Pemerintah Kabupaten (Pemkab) Pangandaran mengalami defisit anggaran tahun 2023 sebesar Rp351 Miliar. Untuk menangani persoalan tersebut Pemkab berencana melakukan pinjaman ke bank.
Bupati Pangandaran Jeje Wiradinata mengatakan, untuk mengatasi defisit anggaran pihaknya menyiapkan beberapa opsi, salah satunya melakukan pinjaman ke bank.
"Pertama kami berencana akan melakukan pinjaman ke bank," kata Jeje kepada detikjabar, Selasa (28/11/2023).
SCROLL TO CONTINUE WITH CONTENT
Untuk mendapatkan pinjaman, pemerintah daerah harus mendapatkan persetujuan dari anggota DPRD Pangandaran. Setelah itu Pemkab mengajukan izin kepada Kementerian Keuangan (Kemenkeu), Kementerian Dalam Negeri (Kemendagri) dan Badan Perencanaan Pembangunan Nasional (Bappenas).
Langkah tersebut harus ditempuh Pemkab Pangandaran karena masa jabatan Bupati Jeje akan berakhir pada tahun 2024 dan batas pinjaman BPK RI hanya Rp 65 Miliar.
Menurutnya, untuk melakukan pinjaman tentu harus ada langkah-langkah yang harus ditempuh. Salah satu syaratnya melakukan rapat paripurna bersama anggota DPRD Pangandaran.

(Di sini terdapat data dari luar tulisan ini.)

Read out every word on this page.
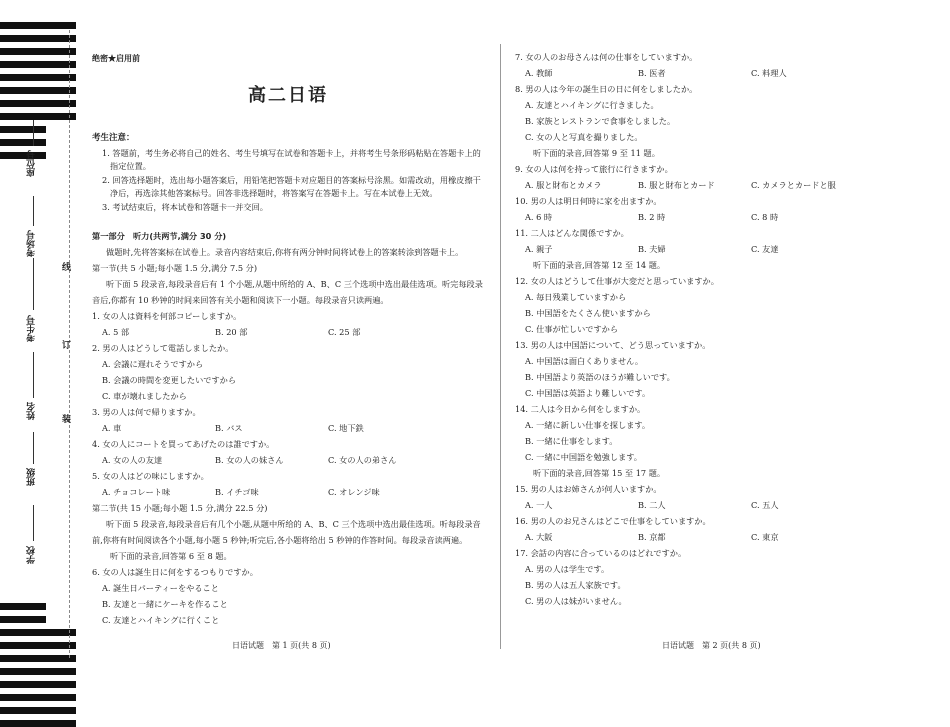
座位号
考场号
考生号
姓名
班级
学校
线
订
装
绝密★启用前
高二日语
考生注意：
1. 答题前，考生务必将自己的姓名、考生号填写在试卷和答题卡上，并将考生号条形码粘贴在答题卡上的指定位置。
2. 回答选择题时，选出每小题答案后，用铅笔把答题卡对应题目的答案标号涂黑。如需改动，用橡皮擦干净后，再选涂其他答案标号。回答非选择题时，将答案写在答题卡上。写在本试卷上无效。
3. 考试结束后，将本试卷和答题卡一并交回。
第一部分　听力(共两节,满分 30 分)
做题时,先将答案标在试卷上。录音内容结束后,你将有两分钟时间将试卷上的答案转涂到答题卡上。
第一节(共 5 小题;每小题 1.5 分,满分 7.5 分)
听下面 5 段录音,每段录音后有 1 个小题,从题中所给的 A、B、C 三个选项中选出最佳选项。听完每段录音后,你都有 10 秒钟的时间来回答有关小题和阅读下一小题。每段录音只读两遍。
1. 女の人は資料を何部コピーしますか。
A. 5 部	B. 20 部	C. 25 部
2. 男の人はどうして電話しましたか。
A. 会議に遅れそうですから
B. 会議の時間を変更したいですから
C. 車が壊れましたから
3. 男の人は何で帰りますか。
A. 車	B. バス	C. 地下鉄
4. 女の人にコートを買ってあげたのは誰ですか。
A. 女の人の友達	B. 女の人の妹さん	C. 女の人の弟さん
5. 女の人はどの味にしますか。
A. チョコレート味	B. イチゴ味	C. オレンジ味
第二节(共 15 小题;每小题 1.5 分,满分 22.5 分)
听下面 5 段录音,每段录音后有几个小题,从题中所给的 A、B、C 三个选项中选出最佳选项。听每段录音前,你将有时间阅读各个小题,每小题 5 秒钟;听完后,各小题将给出 5 秒钟的作答时间。每段录音读两遍。
听下面的录音,回答第 6 至 8 题。
6. 女の人は誕生日に何をするつもりですか。
A. 誕生日パーティーをやること
B. 友達と一緒にケーキを作ること
C. 友達とハイキングに行くこと
7. 女の人のお母さんは何の仕事をしていますか。
A. 教師	B. 医者	C. 料理人
8. 男の人は今年の誕生日の日に何をしましたか。
A. 友達とハイキングに行きました。
B. 家族とレストランで食事をしました。
C. 女の人と写真を撮りました。
听下面的录音,回答第 9 至 11 题。
9. 女の人は何を持って旅行に行きますか。
A. 服と財布とカメラ	B. 服と財布とカード	C. カメラとカードと服
10. 男の人は明日何時に家を出ますか。
A. 6 時	B. 2 時	C. 8 時
11. 二人はどんな関係ですか。
A. 親子	B. 夫婦	C. 友達
听下面的录音,回答第 12 至 14 题。
12. 女の人はどうして仕事が大変だと思っていますか。
A. 毎日残業していますから
B. 中国語をたくさん使いますから
C. 仕事が忙しいですから
13. 男の人は中国語について、どう思っていますか。
A. 中国語は面白くありません。
B. 中国語より英語のほうが難しいです。
C. 中国語は英語より難しいです。
14. 二人は今日から何をしますか。
A. 一緒に新しい仕事を探します。
B. 一緒に仕事をします。
C. 一緒に中国語を勉強します。
听下面的录音,回答第 15 至 17 题。
15. 男の人はお姉さんが何人いますか。
A. 一人	B. 二人	C. 五人
16. 男の人のお兄さんはどこで仕事をしていますか。
A. 大阪	B. 京都	C. 東京
17. 会話の内容に合っているのはどれですか。
A. 男の人は学生です。
B. 男の人は五人家族です。
C. 男の人は妹がいません。
日语试题　第 1 页(共 8 页)	日语试题　第 2 页(共 8 页)
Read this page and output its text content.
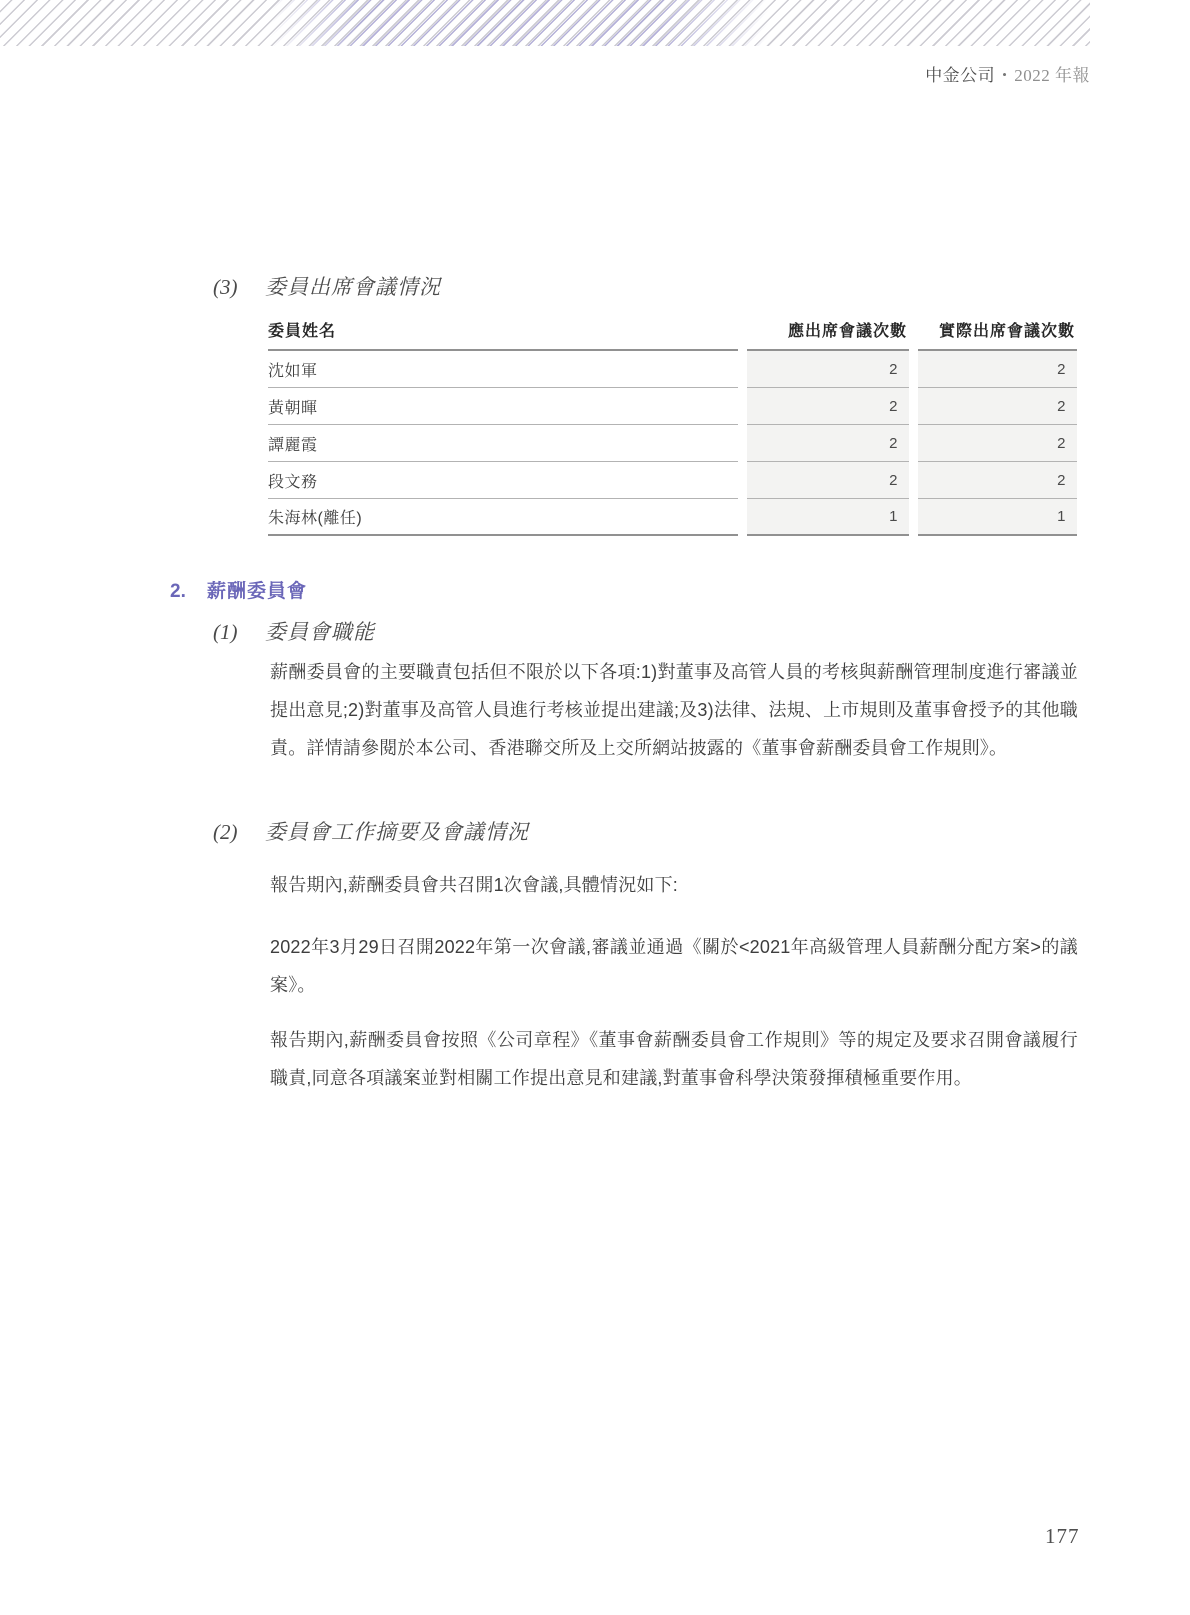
中金公司 • 2022 年報
(3) 委員出席會議情況
委員姓名	應出席會議次數	實際出席會議次數
沈如軍	2	2
黃朝暉	2	2
譚麗霞	2	2
段文務	2	2
朱海林(離任)	1	1
2. 薪酬委員會
(1) 委員會職能
薪酬委員會的主要職責包括但不限於以下各項:1)對董事及高管人員的考核與薪酬管理制度進行審議並提出意見;2)對董事及高管人員進行考核並提出建議;及3)法律、法規、上市規則及董事會授予的其他職責。詳情請參閱於本公司、香港聯交所及上交所網站披露的《董事會薪酬委員會工作規則》。
(2) 委員會工作摘要及會議情況
報告期內,薪酬委員會共召開1次會議,具體情況如下:
2022年3月29日召開2022年第一次會議,審議並通過《關於<2021年高級管理人員薪酬分配方案>的議案》。
報告期內,薪酬委員會按照《公司章程》《董事會薪酬委員會工作規則》等的規定及要求召開會議履行職責,同意各項議案並對相關工作提出意見和建議,對董事會科學決策發揮積極重要作用。
177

"Kalau pinjaman jangka menengah dan jangka panjang memang harus persetujuan DPRD, tetapi bukan hanya DPRD tapi 3 Kementerian. Satu dari 3 saja nggak setuju bisa batal," katanya.
Jika opsi pertama batal, menurut Jeje, Pemda sudah menyiapkan 2 opsi lagi yang akan ditempuh dalam melawan defisit. "Tetapi kami tetap upayakan langkah-langkah yang pertama ini," ucap Jeje.
Jeje mengatakan, menyelesaikan defisit tentu ada berbagai cara, ada melalui portofolio yang dibahas bersama DPRD, ada sesuai ketentuan BPK RI dan nilai rasio kemampuan keuangan daerah untuk mengembalikan pinjaman (Debt Service Coverage Ratio/DSCR).
Rencana pemda melakukan pinjaman kepada bank mendapatkan penolakan dari berbagai elemen masyarakat, bahkan tokoh presidium memberikan pernyataan sikap.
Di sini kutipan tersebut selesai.